When fibreoptic intubation is performed in the awake state, the operator can use a technique of "spray as you go" through the suction channel. A continuous flow of oxygen (2-3 litres per min) helps to maintain oxygenation while at the same time clears secretions away from the optical system of the fibrescope. When lignocaine is injected through the suction channel along with a flow of oxygen, the latter creates a fine spray of local anaesthetic that gets deposited under vision onto the structures distal to the fibrescope.

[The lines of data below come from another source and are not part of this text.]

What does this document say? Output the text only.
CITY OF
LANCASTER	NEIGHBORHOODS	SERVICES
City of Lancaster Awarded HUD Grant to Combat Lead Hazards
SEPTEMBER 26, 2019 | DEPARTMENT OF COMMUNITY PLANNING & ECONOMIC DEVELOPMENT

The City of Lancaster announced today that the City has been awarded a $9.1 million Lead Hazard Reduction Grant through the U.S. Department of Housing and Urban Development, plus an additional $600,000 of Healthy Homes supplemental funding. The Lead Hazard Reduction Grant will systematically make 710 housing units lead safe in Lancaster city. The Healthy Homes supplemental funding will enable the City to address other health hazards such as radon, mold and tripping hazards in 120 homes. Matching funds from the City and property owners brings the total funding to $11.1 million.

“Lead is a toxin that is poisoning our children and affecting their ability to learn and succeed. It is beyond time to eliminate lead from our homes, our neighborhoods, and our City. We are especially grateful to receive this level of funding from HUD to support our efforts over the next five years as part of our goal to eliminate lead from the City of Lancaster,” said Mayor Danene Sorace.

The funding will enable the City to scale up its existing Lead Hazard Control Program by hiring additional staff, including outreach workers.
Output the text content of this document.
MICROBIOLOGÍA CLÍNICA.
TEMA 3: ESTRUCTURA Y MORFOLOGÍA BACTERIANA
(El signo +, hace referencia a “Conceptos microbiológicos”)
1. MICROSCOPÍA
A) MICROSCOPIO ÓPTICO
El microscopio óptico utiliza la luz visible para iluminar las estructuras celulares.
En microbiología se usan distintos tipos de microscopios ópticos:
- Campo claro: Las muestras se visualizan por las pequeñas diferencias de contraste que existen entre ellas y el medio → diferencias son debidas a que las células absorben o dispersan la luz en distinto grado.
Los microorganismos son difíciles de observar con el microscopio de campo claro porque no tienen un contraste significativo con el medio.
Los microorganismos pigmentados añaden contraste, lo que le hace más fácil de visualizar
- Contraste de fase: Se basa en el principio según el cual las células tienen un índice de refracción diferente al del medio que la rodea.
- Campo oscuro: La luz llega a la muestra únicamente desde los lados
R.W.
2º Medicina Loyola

In any technique that employs a local anaesthetic solution, the anaesthesiologist should keep a close track of the total amount of local anaesthetic drug used to prevent inadvertent drug toxicity. Patient comfort is achieved using pharmacological options described earlier.
| Summary|| |
Endotracheal intubation is one of the basic lifesaving skills that an anaesthesiologist possesses. Its performance begins with a detailed airway assessment for identifying a difficult airway. Based on the findings of the airway examination and a focused medical history, the anaesthesiologist decides whether the intubation is best performed safely in the awake state or the patient could be given the benefit of general anaesthesia without muscle relaxation. Essential monitoring and preoxygenation constitute a part of the sequence of endotracheal intubation. The details of providing topical anaesthesia (when awake intubation is considered) or general anaesthesia without muscle relaxation (in an extremely anxious individual with a potentially difficult airway) are covered in the latter part of this review. Proper patient preparation by an empathetic anaesthesiologist goes a long way in making the procedure of awake intubation acceptable for all concerned.